Wednesday, August 1, 2012

Love Deferred

So much of my experience in Dayton has been blurred by that damned eraser of time. The first weeks previously described are akin to retrieving details of a dream and making sense of the images, people, names and the order of sequences. We made friends among the other workers… all of us were young and launching out on our first adventures away from the restrictions of our homes. Sketchy experiences recalled here can in no manner reflect all that went on in Dayton. I am sure, however, we played as hard as we worked.
    Some of my memories are only of the absurd situations I got into. We drank a lot of beer. I once had a case of beer all to myself. I decided to drink as much of that case as I could just to see how drunk I could get. It wasn't simply to get drunk… it wanted to experience how drunk I could get. But I didn't experience it because I wasn't there for it. I passed out and woke up, feeling as though I had been gypped.
    I once tried to talk philosophy with one of the college boys from the basement when we had been drinking beer. I confessed that I was once a Catholic… asserting my agnosticism or even atheism. This guy was a divinity student and would surely have a good take on what I was saying. I was dismayed at his response when he snidely remarked, "Once you are a Catholic, you are always a Catholic."
    "That can't be, what of free choice?" I tried not to sound smart and not slur.
    "By the time you reach the age of reason they have already indoctrinated you and there is no way that you can ever change that. Don't talk to me about atheism. You are a Catholic atheist… and, if you ask me, they are the second worst ones." He seemed to be trying to not only dismiss me but chiefly to get away from this conversation with an untrained, in philosophy and undisciplined, thinker.
    "The second worst ones?" I wasn't about to allow him to get away, so I asked, "Which atheists are the worst?"
    "Russian Orthodox… right after Catholics are the Zionist atheists…"
    I'd never heard anyone say these kinds of things. I was thrilled… a real discussion!
    "Think about it," he continued in a sneer, "Napoleon, Hitler, Stalin… One or the other… you're all the problem."
    "You… you mean you too when you say all of us?"
    "No, I am a Quaker." He walked back into his room, before he closed the door he added, "We don't have our minds infiltrated with authoritarian bullshit like you do."
    I hoped we would engage in an intelligent conversation like we did with the undergrads from Gonzaga at the Red Lion. After all, this guy was in college and I thought everyone in college would have to be both rich and intelligent... but we would not College was a place at that time, I believed, to be out of reach for me. My best hopes were for a sports scholarship, trade school, to go to work at a union job where my father worked at Kaisers, or to go into the military. My grades certainly came nowhere near good enough to get into a university. I’d dropped out of track and field so there was no hope for a scholarship there. Even though I had an abhorrent distaste for everything religious, I resented this man's anti-Catholic bias because he directed this bias at me personally: like I had no choice in it regardless. It was the mark of Cain embedded in my soul by the priests and nuns and that there was no hope for me to be anything… atheist or not just because my foundation is Catholic. I don't think we had more than two words beyond hello and good-bye after that.
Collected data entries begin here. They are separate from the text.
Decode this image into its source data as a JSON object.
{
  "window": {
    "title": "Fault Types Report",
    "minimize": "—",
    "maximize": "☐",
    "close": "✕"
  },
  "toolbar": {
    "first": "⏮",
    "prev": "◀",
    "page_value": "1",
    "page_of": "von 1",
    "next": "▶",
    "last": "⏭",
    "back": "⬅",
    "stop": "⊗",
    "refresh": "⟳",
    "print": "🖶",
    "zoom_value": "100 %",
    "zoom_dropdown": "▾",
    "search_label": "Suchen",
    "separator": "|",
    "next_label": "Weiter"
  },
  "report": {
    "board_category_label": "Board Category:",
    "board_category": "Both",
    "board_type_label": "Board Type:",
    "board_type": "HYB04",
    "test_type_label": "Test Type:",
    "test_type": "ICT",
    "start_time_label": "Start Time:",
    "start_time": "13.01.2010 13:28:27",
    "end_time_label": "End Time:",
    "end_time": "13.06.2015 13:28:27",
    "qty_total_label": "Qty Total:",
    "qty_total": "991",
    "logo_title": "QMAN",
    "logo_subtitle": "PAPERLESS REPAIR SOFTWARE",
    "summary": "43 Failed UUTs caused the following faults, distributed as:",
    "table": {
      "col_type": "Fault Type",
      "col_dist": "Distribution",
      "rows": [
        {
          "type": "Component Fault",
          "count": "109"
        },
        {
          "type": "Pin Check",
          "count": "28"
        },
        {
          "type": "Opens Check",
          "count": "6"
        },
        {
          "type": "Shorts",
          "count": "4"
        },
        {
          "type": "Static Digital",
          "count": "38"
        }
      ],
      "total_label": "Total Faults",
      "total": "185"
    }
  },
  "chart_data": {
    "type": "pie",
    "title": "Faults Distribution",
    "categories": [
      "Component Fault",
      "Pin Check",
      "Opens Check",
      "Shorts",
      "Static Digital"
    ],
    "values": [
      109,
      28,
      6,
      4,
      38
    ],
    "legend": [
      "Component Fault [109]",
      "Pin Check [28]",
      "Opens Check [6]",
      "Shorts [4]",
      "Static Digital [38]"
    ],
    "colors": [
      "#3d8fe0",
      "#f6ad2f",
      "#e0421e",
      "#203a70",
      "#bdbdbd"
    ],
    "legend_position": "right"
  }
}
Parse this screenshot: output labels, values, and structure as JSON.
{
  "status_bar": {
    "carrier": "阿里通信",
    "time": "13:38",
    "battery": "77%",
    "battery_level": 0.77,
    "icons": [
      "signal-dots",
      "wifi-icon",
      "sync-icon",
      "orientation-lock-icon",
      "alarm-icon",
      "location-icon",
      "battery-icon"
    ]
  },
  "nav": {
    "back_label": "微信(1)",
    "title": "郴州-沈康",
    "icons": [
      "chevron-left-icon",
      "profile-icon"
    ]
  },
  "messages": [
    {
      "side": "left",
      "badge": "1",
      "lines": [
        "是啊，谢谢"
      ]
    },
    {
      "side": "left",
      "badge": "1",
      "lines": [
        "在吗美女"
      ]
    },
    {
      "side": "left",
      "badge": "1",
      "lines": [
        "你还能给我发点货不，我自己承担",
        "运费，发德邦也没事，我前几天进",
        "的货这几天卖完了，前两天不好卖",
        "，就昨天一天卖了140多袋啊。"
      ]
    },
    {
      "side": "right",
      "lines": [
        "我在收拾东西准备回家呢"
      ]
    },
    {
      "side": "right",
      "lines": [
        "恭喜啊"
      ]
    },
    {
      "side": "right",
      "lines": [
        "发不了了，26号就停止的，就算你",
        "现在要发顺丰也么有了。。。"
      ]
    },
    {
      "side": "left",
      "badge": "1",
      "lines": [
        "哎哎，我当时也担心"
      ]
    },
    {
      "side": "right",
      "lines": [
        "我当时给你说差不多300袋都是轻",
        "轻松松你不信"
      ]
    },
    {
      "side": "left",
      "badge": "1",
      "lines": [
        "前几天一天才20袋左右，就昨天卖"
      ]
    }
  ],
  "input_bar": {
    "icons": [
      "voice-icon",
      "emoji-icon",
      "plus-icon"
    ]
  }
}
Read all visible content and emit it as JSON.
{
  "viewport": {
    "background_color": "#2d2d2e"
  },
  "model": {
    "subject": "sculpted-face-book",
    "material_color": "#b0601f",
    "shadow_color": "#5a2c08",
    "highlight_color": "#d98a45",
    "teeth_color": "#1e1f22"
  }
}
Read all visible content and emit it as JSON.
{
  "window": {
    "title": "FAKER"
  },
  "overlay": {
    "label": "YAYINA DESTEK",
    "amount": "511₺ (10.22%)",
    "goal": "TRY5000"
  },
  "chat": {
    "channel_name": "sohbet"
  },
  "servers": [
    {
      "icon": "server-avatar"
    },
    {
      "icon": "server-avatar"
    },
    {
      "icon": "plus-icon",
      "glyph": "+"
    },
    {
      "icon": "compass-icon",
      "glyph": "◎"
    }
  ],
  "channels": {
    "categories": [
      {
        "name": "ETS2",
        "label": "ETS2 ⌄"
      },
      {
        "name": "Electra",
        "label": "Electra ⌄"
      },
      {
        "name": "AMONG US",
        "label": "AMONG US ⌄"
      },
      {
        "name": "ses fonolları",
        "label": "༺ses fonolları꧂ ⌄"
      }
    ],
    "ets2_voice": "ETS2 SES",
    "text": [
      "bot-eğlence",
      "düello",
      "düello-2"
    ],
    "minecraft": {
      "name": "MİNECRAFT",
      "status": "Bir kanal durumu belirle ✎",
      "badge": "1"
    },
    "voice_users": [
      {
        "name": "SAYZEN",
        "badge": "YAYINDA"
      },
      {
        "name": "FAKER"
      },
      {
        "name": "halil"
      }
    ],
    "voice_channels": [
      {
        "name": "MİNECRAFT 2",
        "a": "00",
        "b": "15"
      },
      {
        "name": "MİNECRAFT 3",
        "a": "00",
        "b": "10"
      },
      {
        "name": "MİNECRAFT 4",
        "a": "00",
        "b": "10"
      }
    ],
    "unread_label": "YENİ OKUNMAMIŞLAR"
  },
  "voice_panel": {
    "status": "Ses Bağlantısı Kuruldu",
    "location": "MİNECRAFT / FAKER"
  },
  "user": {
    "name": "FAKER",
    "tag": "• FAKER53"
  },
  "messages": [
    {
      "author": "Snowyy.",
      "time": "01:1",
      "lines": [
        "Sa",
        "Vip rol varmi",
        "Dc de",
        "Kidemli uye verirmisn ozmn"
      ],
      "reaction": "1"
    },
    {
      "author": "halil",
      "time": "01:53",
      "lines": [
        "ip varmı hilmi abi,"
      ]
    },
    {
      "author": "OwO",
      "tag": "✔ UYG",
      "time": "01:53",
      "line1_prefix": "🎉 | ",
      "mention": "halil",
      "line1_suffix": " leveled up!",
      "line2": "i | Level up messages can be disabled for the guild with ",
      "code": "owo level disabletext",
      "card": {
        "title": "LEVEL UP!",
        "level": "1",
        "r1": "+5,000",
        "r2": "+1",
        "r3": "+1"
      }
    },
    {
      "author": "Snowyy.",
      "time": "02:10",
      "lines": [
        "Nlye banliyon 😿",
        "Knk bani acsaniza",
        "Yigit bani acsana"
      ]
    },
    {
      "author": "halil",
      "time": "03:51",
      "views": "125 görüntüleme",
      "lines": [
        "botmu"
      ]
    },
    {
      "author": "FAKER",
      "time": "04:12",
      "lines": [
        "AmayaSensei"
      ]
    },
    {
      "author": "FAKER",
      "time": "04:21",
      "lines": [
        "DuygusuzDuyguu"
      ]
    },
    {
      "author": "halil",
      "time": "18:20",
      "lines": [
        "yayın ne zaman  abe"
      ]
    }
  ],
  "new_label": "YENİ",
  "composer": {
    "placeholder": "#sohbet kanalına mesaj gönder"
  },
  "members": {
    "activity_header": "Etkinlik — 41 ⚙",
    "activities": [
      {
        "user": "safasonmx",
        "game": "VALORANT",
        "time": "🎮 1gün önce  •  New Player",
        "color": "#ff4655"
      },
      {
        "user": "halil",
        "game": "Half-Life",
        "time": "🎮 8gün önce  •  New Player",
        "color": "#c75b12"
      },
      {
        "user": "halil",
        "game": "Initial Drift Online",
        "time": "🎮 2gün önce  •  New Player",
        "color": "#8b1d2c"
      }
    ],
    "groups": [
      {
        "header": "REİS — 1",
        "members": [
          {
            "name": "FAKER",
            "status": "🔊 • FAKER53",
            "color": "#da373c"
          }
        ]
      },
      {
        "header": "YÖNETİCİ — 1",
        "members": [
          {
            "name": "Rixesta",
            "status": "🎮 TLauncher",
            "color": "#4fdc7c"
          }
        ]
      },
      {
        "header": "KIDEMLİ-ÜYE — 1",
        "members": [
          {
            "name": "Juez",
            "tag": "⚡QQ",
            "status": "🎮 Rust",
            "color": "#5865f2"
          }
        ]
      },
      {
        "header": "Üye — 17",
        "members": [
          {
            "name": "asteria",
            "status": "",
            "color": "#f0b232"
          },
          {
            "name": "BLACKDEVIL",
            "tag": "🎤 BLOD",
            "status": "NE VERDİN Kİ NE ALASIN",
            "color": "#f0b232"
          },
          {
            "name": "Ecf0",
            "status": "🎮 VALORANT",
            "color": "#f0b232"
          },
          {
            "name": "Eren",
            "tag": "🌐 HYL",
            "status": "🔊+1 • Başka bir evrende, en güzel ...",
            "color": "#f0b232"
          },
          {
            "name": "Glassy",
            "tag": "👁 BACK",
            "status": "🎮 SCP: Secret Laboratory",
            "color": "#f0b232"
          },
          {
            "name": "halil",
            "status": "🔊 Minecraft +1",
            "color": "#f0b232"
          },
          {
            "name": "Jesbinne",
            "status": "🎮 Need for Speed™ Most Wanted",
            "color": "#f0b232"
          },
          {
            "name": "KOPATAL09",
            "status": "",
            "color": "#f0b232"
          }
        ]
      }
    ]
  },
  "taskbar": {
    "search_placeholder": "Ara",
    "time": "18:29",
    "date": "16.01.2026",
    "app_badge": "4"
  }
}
    The rest of my experience in Dayton was about working twelve hours a day and mostly getting drunk. We made friends with other white kids from god knows where. One, Teddy, was from somewhere in Florida… a rich, flaming, out of the closet, homosexual... who’d driven a magenta, convertible, Dodge Dart all the way to Dayton. I have no idea why or how he’d chosen, of all places, Dayton to work in the fields. It was my first contact with what would become to be called Gay. He was witty, effeminate, smart, and kind soul that I could hardly help but like.
    I was still so very much in love with Linda that I took a break from the harvest after she called me to come up north for a weekend of love-making. Teddy actually took time off to drive me up there to meet with her. Like I said, the guy was a great soul. It was going to be the last time I would be intimate with Linda but I didn’t know it then. We had sex but we didn’t make love. She splayed out on the edge of her parent’s bed the first time and I pounded out an ejaculation… I might as well had been masturbating but we made it a couple more times... there was no more thrill of the romance… no poetry… not much conversation.
    “I’ve been accepted at San Francisco Art Institute.” She said, as we sat at the kitchen table where I’d learned to make German Pancakes that magical morning before this adventure... my first adventure... in love had begun.
    “I’m planning to go there after the pea harvest.” I said and sensed… was it an expression? I could feel by my con-man antennae that she wasn’t all that excited about my plans so I added, “It is either there or New York.”
    “Breaking away from Spokane… Both of us.” She was unexpectedly gentle as she smiled kindly adding, “I want to be in new territory… with new friends and new lovers.”
    “Does that mean you won’t want to be seeing me there?”
    “Oh, Max, my favorite jock artist… it is a big world out there that neither of us knows… Isn’t it better to explore it alone?”